- The authors of a new study published in the September issue of Annals of Family linked medical scribes with improving all aspects of physician satisfaction, including satisfaction with patient encounters and clinical documentation accuracy.
Gidwani et al. Medicine examined the effects of using medical scribes in clinical practices on physician satisfaction, patient satisfaction, and charting efficiency. Researchers conducted trials in which physicians in academic family medicine clinics alternately spent one week with medical scribes and one week without for 52 weeks.
Scribes were responsible for all relevant documentation, which was subsequently reviewed by physicians before attestation and signing. During patient encounters where medical scribes were not present, physicians were responsible for performing all charting activities.
Researchers found scribes improved overall physician satisfaction with clinics, face-to-face patient interactions, chart accuracy, time spent charting, and chart quality.
According to study results, medical scribes had no effect on patient satisfaction. While scribes may not boost patient satisfaction, the study also found no evidence the presence of a scribe reduces patient satisfaction, either.
“Scribes appear to be a promising strategy to improve health care efficiency and reduce physician burnout,” stated researchers.

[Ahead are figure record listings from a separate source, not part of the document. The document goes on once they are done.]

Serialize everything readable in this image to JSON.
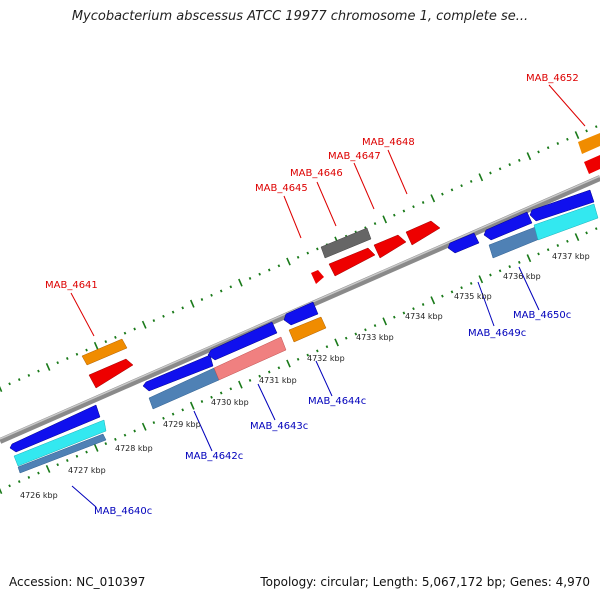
{
  "title": "Mycobacterium abscessus ATCC 19977 chromosome 1, complete se...",
  "footer": {
    "accession": "Accession: NC_010397",
    "summary": "Topology: circular; Length: 5,067,172 bp; Genes: 4,970"
  },
  "colors": {
    "backbone": "#888888",
    "tick": "#1a7a1a",
    "label_top": "#dd0000",
    "label_bottom": "#0000bb",
    "feature_red": "#ee0000",
    "feature_orange": "#f08c00",
    "feature_gray": "#666666",
    "feature_blue": "#1010ee",
    "feature_steel": "#4f81b5",
    "feature_pink": "#f08080",
    "feature_cyan": "#33e8f0"
  },
  "kbp_ticks": [
    "4726 kbp",
    "4727 kbp",
    "4728 kbp",
    "4729 kbp",
    "4730 kbp",
    "4731 kbp",
    "4732 kbp",
    "4733 kbp",
    "4734 kbp",
    "4735 kbp",
    "4736 kbp",
    "4737 kbp"
  ],
  "top_labels": [
    "MAB_4641",
    "MAB_4645",
    "MAB_4646",
    "MAB_4647",
    "MAB_4648",
    "MAB_4652"
  ],
  "bottom_labels": [
    "MAB_4640c",
    "MAB_4642c",
    "MAB_4643c",
    "MAB_4644c",
    "MAB_4649c",
    "MAB_4650c"
  ]
}
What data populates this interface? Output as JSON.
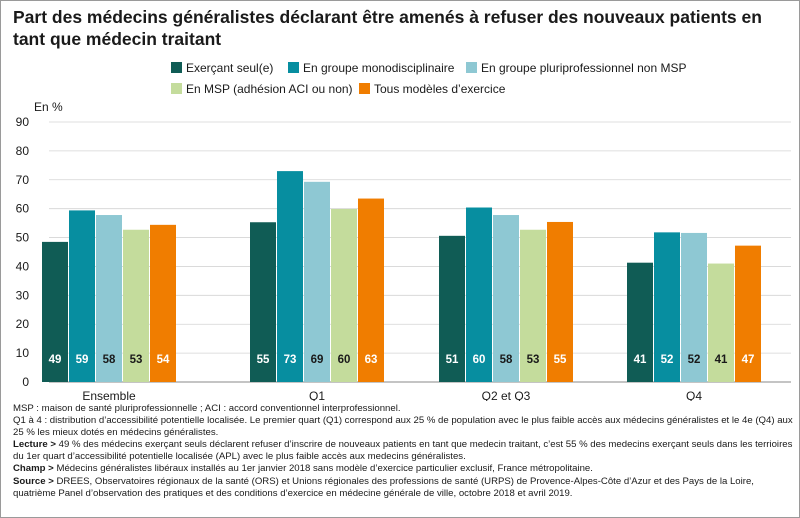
{
  "title": "Part des médecins généralistes déclarant être amenés à refuser des nouveaux patients en tant que médecin traitant",
  "chart_data": {
    "type": "bar",
    "title": "Part des médecins généralistes déclarant être amenés à refuser des nouveaux patients en tant que médecin traitant",
    "ylabel": "En %",
    "xlabel": "",
    "ylim": [
      0,
      90
    ],
    "yticks": [
      0,
      10,
      20,
      30,
      40,
      50,
      60,
      70,
      80,
      90
    ],
    "grid": true,
    "legend_position": "top",
    "categories": [
      "Ensemble",
      "Q1",
      "Q2 et Q3",
      "Q4"
    ],
    "series": [
      {
        "name": "Exerçant seul(e)",
        "color": "#105c55",
        "label_color": "#ffffff",
        "values": [
          49,
          55,
          51,
          41
        ],
        "heights": [
          48.5,
          55.3,
          50.6,
          41.3
        ]
      },
      {
        "name": "En groupe monodisciplinaire",
        "color": "#078ea0",
        "label_color": "#ffffff",
        "values": [
          59,
          73,
          60,
          52
        ],
        "heights": [
          59.4,
          73.0,
          60.4,
          51.8
        ]
      },
      {
        "name": "En groupe pluriprofessionnel non MSP",
        "color": "#8ec8d3",
        "label_color": "#1a1a1a",
        "values": [
          58,
          69,
          58,
          52
        ],
        "heights": [
          57.8,
          69.3,
          57.8,
          51.6
        ]
      },
      {
        "name": "En MSP (adhésion ACI ou non)",
        "color": "#c4dc9c",
        "label_color": "#1a1a1a",
        "values": [
          53,
          60,
          53,
          41
        ],
        "heights": [
          52.7,
          59.9,
          52.7,
          41.0
        ]
      },
      {
        "name": "Tous modèles d’exercice",
        "color": "#f07d00",
        "label_color": "#ffffff",
        "values": [
          54,
          63,
          55,
          47
        ],
        "heights": [
          54.4,
          63.5,
          55.4,
          47.2
        ]
      }
    ]
  },
  "notes": {
    "msp_def": "MSP : maison de santé pluriprofessionnelle ; ACI : accord conventionnel interprofessionnel.",
    "quartiles": "Q1 à 4 : distribution d’accessibilité potentielle localisée. Le premier quart (Q1) correspond aux 25 % de population avec le plus faible accès aux médecins généralistes et le 4e (Q4) aux 25 % les mieux dotés en médecins généralistes.",
    "lecture_label": "Lecture >",
    "lecture_text": "49 % des médecins exerçant seuls déclarent refuser d’inscrire de nouveaux patients en tant que medecin traitant, c’est 55 % des medecins exerçant seuls dans les terrioires du 1er quart d’accessibilité potentielle localisée (APL) avec le plus faible accès aux medecins généralistes.",
    "champ_label": "Champ >",
    "champ_text": "Médecins généralistes libéraux installés au 1er janvier 2018 sans modèle d’exercice particulier exclusif, France métropolitaine.",
    "source_label": "Source >",
    "source_text": "DREES, Observatoires régionaux de la santé (ORS) et Unions régionales des professions de santé (URPS) de Provence-Alpes-Côte d’Azur et des Pays de la Loire, quatrième Panel d’observation des pratiques et des conditions d’exercice en médecine générale de ville, octobre 2018 et avril 2019."
  }
}
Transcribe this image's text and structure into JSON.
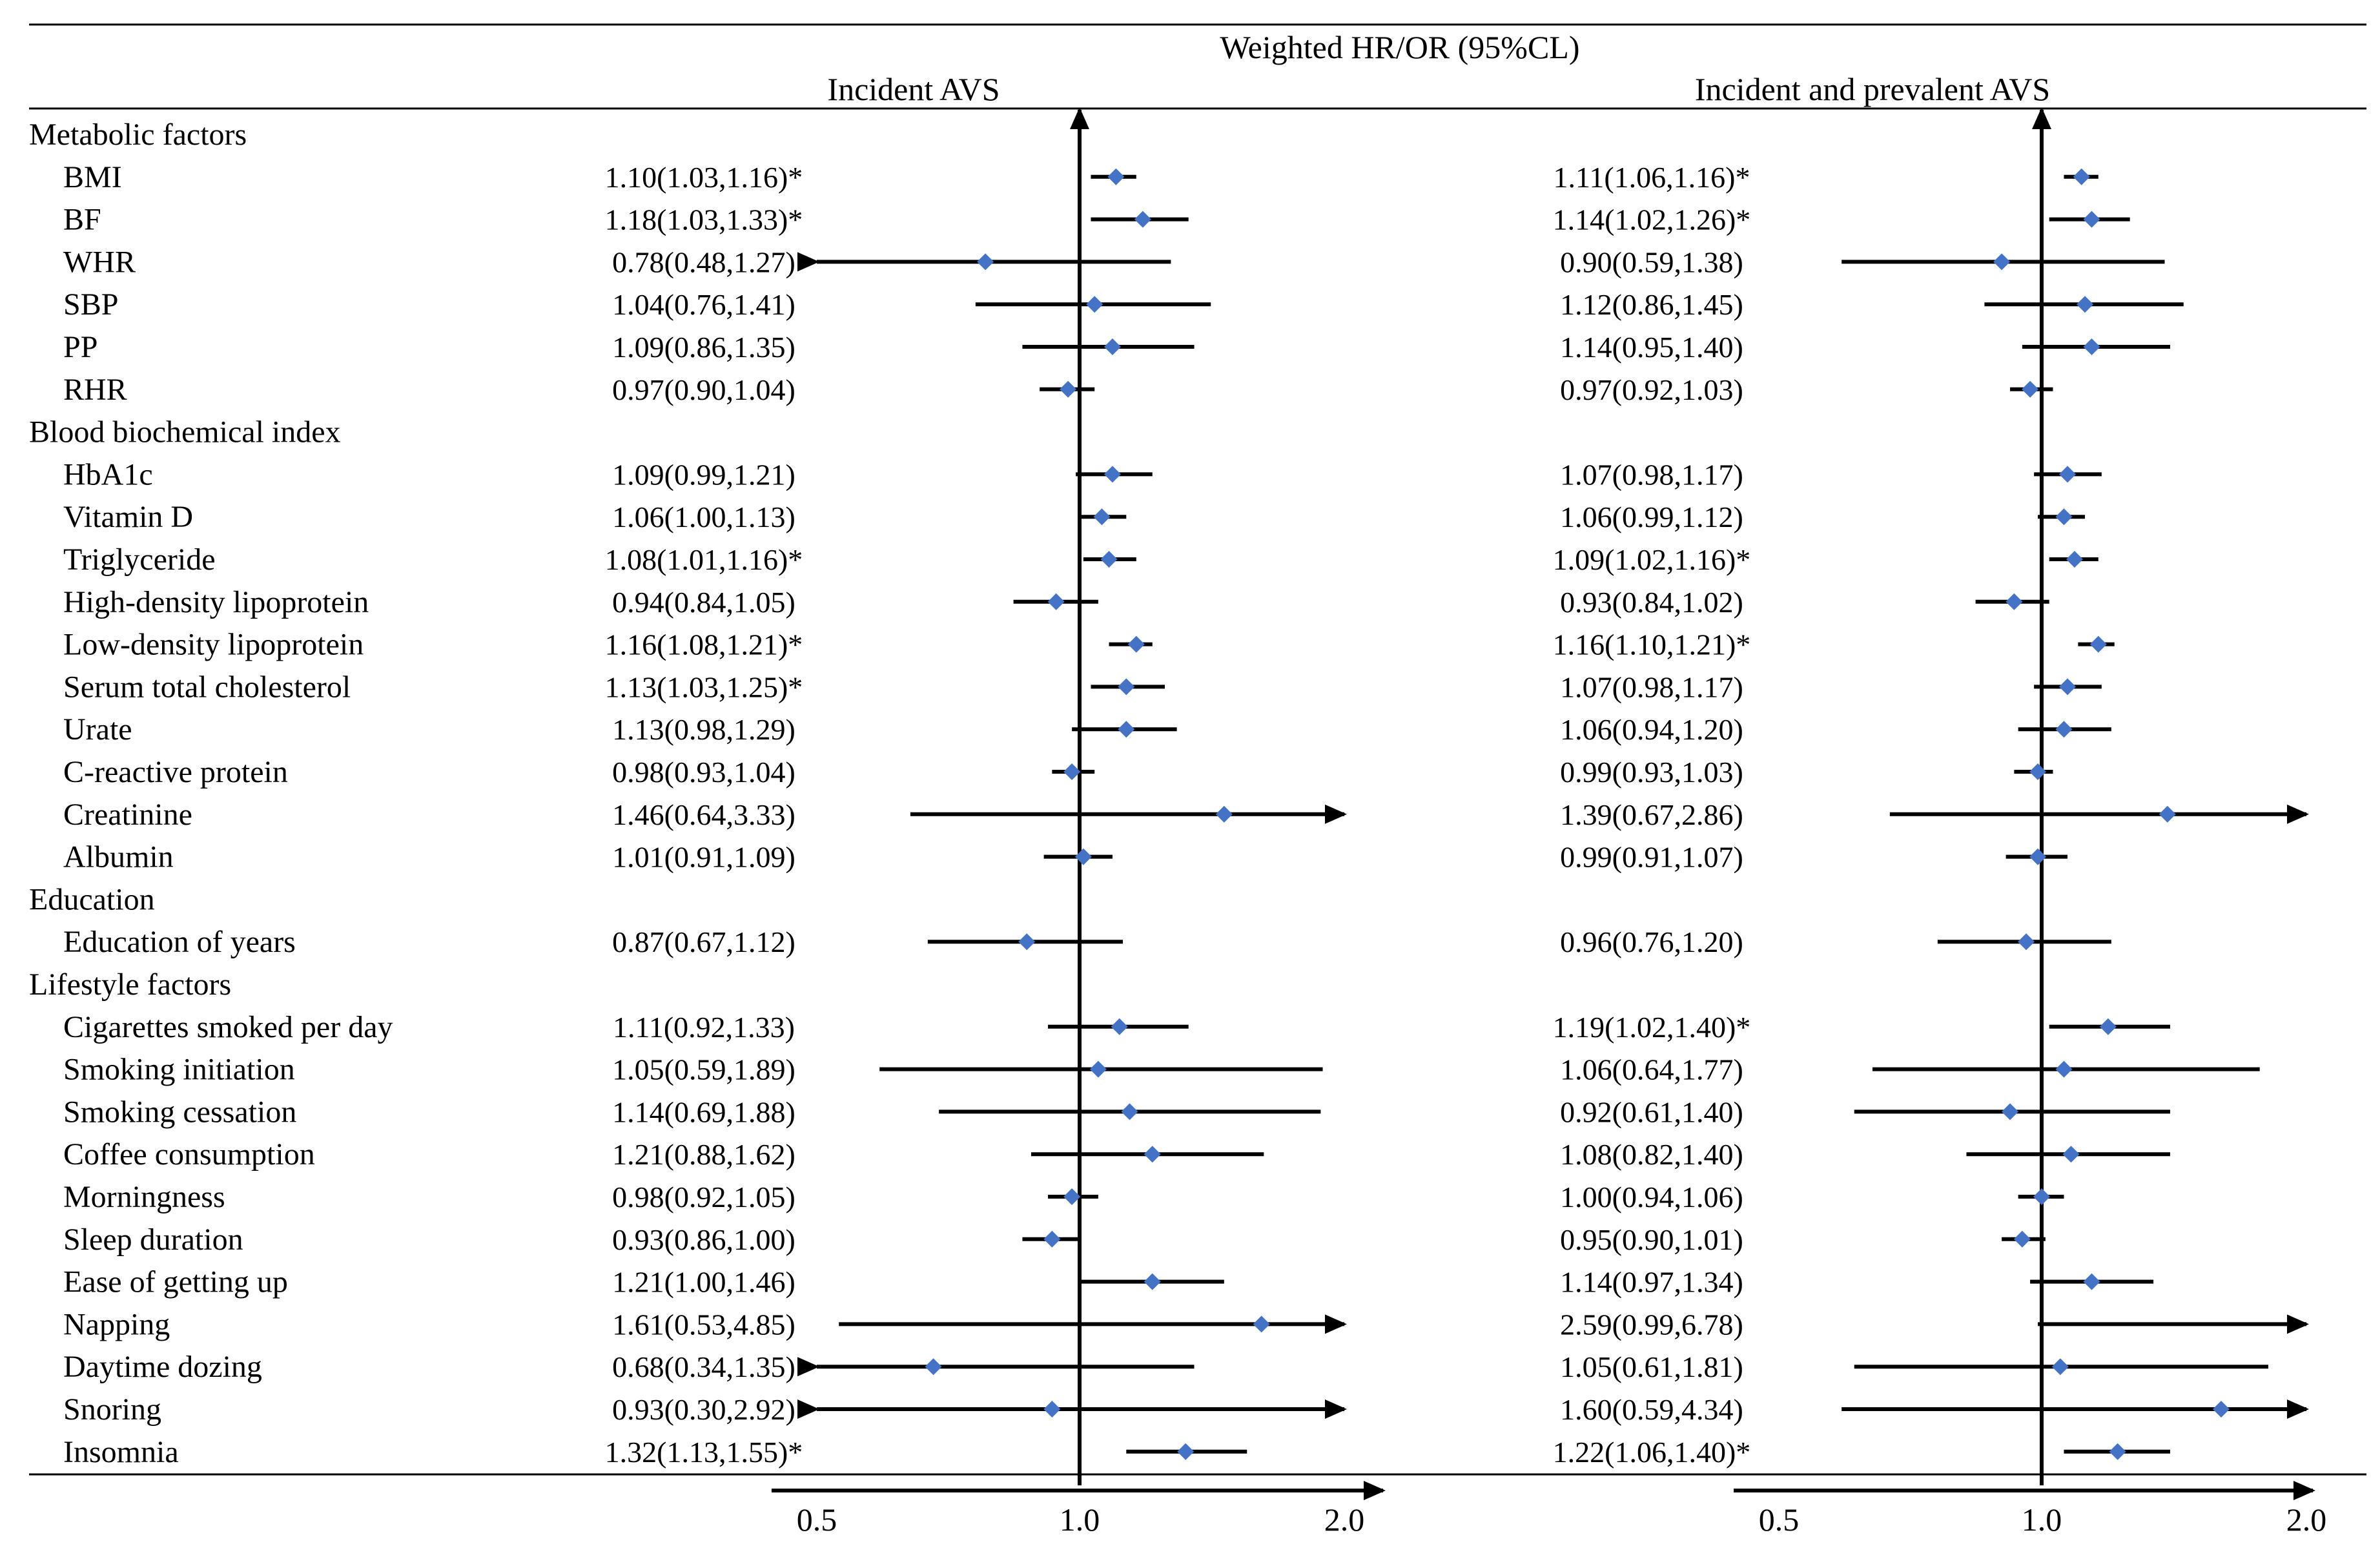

The study spanned July 2015 to June 2016. Four physicians and two scribes participated in the study at a family medicine clinic part of a larger academic medical center in Northern California. None of the physicians taking part in the study had prior experience working with medical scribes.
Each physician had four clinic sessions lasting four hours per week. Physician satisfaction was measured using self-administered questionnaires, with participating physicians completing a total of 361 questionnaires throughout the study.
Physician charting efficiency was measured judging by the time it took to complete or close a chart, or the time between a patient encounter and a physician signing the chart note marked by timestamps in the EHR. Medicare clinical documentation guidelines state charts should be closed within 48 hours or less of a patient encounter. Overall, scribes improved the time it took to close a chart.
Given the myriad benefits medical scribes reportedly contribute to provider satisfaction and clinical documentation efficiency, researchers advocated for more widespread utilization of the service in hospitals and physician practices.
“When working with a scribe, physicians were much more satisfied with how their clinic went, the length of time they spent face-to-face with patients, and the time they spent charting,” wrote researchers in a discussion of the report. “These findings suggest that scribes may have a protective effect on physicians’ well-being.”
Implementing team documentation in clinics could also be a way of achieving the quadruple aim of healthcare, which researchers defined as “a patient-centered approach to care that also emphasizes improving the work life of physicians.”
Researchers also suggested medical scribes could be useful outside the clinical care setting. While spending less time on clinical documentation frees up physicians to focus on delivering patient care and improving care coordination, academic centers could use scribes to give faculty physicians more time to teach medical students and residents.
Physicians also reported significant improvements in chart quality. “We found that not only were physicians satisfied with the quality and accuracy of charting done by scribes, they were more satisfied with scribed charts than with their own,” noted researchers.
Utilizing medical scribes in physician practices could also improve patient safety by cutting down on the frequency with which physicians rely on EHR shortcuts such as the copy and paste functionality.
Using the copy and paste EHR shortcut is associated with a higher risk of recording redundant, nonspecific, or erroneous information in physician notes.
While scribes can improve physician satisfaction with EHR use and reduce administrative burden, researchers maintained EHR usability improvements are still paramount to cutting rates of physician burnout.
“Some have suggested that scribes are not an appropriate solution, arguing that they are no substitute for better functioning EHRs or may remove some of the pressure on EHR designers to improve their systems,” stated researchers. “We agree that scribes are not a replacement for EHR redesign, but we do consider them an immediate solution that can be implemented while the more onerous and time-consuming problem of EHR redesign is also tackled.”